By the time of the Meiji Restoration in 1868, Japan’s economy was shifting away from a village-based model of local family enterprises knit together by webs of social obligation to a more modern, monetary economy. This shift further displaced women, who went from the center of thriving household economies to occupying domestic space separate from the outer, economic realm of business. Like most of Japan’s business world, sake companies tend to be male-dominated.
It’s this landscape that Miho Fujita, now the president of Mioya brewery, entered when she joined the family business in 2003. “It was less common in 2003 than it is now for a woman to work in a brewery, let alone be the president of the brewery,” writes Fujita in an email, translated by distributor Monica Samuels. Fujita was a trailblazer. “I try to hire women when I can, as I have found that they are working very hard to prove themselves in this field,” she adds.
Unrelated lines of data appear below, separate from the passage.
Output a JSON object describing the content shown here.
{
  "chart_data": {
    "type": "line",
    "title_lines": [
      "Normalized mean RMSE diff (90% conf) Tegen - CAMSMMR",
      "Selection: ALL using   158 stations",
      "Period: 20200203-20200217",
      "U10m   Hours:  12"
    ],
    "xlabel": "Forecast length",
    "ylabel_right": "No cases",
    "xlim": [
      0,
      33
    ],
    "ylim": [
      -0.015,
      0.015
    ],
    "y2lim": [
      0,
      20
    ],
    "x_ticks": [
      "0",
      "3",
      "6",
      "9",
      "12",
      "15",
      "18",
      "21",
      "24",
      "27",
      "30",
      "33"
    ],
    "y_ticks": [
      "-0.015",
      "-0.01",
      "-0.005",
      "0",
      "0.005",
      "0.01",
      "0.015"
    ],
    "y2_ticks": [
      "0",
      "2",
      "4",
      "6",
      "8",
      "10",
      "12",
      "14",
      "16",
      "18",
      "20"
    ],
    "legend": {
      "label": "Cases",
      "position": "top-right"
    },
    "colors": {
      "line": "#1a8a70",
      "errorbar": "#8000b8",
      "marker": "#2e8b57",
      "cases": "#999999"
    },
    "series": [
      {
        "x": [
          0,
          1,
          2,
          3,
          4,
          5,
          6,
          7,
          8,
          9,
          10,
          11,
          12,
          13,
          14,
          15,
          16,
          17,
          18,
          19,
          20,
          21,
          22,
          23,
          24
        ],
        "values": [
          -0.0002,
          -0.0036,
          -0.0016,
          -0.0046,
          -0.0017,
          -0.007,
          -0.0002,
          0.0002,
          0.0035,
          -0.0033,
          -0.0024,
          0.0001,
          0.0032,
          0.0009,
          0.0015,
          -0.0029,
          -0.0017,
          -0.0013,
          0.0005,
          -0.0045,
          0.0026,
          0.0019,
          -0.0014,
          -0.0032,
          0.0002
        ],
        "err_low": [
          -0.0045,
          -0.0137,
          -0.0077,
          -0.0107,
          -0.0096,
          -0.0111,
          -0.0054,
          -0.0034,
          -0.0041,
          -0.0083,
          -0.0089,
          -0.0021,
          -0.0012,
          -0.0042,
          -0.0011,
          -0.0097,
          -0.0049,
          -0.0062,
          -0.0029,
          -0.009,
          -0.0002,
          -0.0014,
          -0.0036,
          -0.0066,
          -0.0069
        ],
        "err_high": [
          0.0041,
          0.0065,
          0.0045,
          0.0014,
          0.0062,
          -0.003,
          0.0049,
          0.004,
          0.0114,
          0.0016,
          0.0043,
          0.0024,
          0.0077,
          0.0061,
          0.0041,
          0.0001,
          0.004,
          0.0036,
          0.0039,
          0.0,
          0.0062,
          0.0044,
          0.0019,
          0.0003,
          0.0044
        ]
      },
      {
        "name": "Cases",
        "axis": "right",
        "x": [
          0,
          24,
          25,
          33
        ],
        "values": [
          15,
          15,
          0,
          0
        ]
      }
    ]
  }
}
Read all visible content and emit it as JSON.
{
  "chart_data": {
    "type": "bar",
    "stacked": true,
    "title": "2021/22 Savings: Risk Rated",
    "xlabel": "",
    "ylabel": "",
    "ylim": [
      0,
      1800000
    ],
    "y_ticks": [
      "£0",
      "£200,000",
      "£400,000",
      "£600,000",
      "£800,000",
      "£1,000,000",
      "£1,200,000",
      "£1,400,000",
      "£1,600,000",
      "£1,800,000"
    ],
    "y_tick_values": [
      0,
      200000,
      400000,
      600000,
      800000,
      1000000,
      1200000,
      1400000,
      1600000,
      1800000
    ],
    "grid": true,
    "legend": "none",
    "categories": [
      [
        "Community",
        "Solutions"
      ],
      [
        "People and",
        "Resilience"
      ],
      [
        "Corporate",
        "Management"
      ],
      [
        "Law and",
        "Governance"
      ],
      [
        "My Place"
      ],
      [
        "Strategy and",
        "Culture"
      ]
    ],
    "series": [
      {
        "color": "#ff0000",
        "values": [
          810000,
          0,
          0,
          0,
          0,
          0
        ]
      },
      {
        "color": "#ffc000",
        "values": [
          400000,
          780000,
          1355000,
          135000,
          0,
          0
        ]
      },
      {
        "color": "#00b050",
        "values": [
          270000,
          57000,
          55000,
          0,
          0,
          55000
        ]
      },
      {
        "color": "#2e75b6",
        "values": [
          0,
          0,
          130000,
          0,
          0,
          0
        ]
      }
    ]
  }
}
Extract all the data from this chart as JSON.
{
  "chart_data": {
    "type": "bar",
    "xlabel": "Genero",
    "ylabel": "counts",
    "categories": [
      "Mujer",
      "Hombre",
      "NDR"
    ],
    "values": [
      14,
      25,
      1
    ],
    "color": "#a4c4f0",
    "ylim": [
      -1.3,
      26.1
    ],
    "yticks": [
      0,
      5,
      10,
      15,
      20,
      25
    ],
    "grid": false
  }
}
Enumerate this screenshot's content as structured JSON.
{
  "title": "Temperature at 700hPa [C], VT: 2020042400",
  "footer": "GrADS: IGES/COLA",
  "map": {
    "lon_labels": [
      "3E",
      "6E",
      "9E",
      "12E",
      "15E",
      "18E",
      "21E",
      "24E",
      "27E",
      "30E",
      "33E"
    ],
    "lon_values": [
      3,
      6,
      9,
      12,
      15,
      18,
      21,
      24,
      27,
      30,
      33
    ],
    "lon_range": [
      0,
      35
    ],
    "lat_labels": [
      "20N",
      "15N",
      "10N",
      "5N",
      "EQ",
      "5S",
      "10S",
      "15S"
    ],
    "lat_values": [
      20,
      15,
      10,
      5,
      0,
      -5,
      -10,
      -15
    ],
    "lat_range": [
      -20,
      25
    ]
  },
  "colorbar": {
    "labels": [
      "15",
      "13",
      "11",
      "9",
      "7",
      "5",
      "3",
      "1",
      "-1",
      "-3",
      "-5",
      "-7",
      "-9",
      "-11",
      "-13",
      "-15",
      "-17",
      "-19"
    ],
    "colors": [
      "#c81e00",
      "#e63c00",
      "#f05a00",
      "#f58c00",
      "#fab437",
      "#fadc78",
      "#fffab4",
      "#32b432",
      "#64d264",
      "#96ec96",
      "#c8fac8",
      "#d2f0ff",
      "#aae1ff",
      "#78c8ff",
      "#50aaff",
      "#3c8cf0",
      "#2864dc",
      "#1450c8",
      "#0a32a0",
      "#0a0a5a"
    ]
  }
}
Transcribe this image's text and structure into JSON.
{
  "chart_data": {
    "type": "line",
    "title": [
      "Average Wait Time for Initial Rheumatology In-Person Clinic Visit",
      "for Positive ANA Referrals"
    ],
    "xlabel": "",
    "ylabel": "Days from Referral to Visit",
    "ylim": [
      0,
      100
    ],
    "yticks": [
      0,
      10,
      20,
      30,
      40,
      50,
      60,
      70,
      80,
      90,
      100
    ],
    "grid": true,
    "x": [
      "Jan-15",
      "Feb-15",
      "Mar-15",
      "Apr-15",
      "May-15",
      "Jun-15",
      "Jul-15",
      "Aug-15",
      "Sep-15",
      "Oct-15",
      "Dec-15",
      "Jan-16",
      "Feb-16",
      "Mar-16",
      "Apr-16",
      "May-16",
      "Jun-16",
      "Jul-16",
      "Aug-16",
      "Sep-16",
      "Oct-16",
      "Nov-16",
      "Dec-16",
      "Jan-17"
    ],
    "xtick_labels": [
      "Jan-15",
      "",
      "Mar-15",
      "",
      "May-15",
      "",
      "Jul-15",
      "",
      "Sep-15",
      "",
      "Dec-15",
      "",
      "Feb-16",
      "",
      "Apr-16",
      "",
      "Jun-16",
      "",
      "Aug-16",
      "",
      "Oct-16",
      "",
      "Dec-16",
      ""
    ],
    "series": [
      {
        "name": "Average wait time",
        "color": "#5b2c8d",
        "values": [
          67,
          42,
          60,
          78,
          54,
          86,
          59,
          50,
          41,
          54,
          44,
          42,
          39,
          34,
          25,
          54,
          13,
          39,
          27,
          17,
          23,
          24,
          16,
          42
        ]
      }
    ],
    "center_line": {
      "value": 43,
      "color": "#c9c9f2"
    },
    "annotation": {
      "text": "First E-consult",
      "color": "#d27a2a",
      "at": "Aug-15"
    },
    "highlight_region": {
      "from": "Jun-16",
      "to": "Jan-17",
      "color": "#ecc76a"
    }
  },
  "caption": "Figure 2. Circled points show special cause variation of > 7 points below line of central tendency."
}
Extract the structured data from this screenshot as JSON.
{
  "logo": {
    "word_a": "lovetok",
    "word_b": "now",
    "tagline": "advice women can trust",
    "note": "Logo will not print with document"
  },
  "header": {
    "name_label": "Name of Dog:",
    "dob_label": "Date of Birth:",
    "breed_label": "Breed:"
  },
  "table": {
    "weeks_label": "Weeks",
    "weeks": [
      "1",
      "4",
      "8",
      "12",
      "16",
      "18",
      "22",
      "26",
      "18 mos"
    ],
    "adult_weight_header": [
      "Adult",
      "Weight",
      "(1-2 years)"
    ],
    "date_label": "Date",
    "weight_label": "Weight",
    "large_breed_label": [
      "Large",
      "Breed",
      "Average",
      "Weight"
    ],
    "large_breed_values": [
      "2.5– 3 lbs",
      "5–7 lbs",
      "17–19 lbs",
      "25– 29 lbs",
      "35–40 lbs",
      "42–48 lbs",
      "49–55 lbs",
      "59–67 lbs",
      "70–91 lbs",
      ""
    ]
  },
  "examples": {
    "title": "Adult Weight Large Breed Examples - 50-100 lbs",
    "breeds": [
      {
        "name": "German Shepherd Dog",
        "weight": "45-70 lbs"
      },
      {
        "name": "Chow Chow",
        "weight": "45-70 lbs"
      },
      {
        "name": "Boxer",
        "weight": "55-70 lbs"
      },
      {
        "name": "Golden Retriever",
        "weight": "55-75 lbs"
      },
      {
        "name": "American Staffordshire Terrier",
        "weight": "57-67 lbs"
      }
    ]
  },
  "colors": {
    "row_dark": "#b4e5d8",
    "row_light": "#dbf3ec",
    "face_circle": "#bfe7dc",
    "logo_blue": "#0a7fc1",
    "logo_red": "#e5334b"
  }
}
Entering a male-dominated field was challenging. When Niikawa-Helton began working with distributors and producers as an independent sake promoter in New York City more than 10 years ago, she was often one of the only women in the room. “I didn’t see much selling of sake by a female at the time,” she says. As a result, Niikawa-Helton sometimes faced skepticism from distributors. “The first two years were very tough,” she says. She credits female and LGBTQ friends and mentors in the field, as well as her husband, with encouraging her. Now, she says, she doesn’t feel limited by gender.
Indeed, while they’re often asked to talk about gender, Fujita and Imada both say that their work speaks for itself. Fujita’s brewery, in line with her family’s relatively new entry into the industry, has a reputation for experimental techniques, producing brews with strong acidity that she says taste better after they’ve been left open for a few months. Imada’s products, just like her role as a female toji, embody the contemporaneity of tradition. For the past several years, she’s been reviving hattanso, a heritage variety of rice native to the Hiroshima prefecture. She hopes the revival will put Hiroshima’s traditional terroir onto the international stage.
The rise of women in sake illustrates the fact that modern culinary innovations often remix traditional foodways. It also shows what stays constant across time. “In 16th-century courtier diaries, some entries will just be, ‘Tonight we had a poetry gathering at my manor, and xyz came over and we drank sake,’” Curtis says. “Or it will be just a list of 20 people and a note, ‘We drank sake.’’’ Five hundred years and several major historical transformations later, it’s this spirit of companionship and pleasure that continues to motivate Miho Imada. “Good sake makes everyone happy, and that is my drive to brew,” she says.
*Correction: A previous version of this article stated that sake was invented by temple attendants. It was likely invented by attendants of Shinto shrines.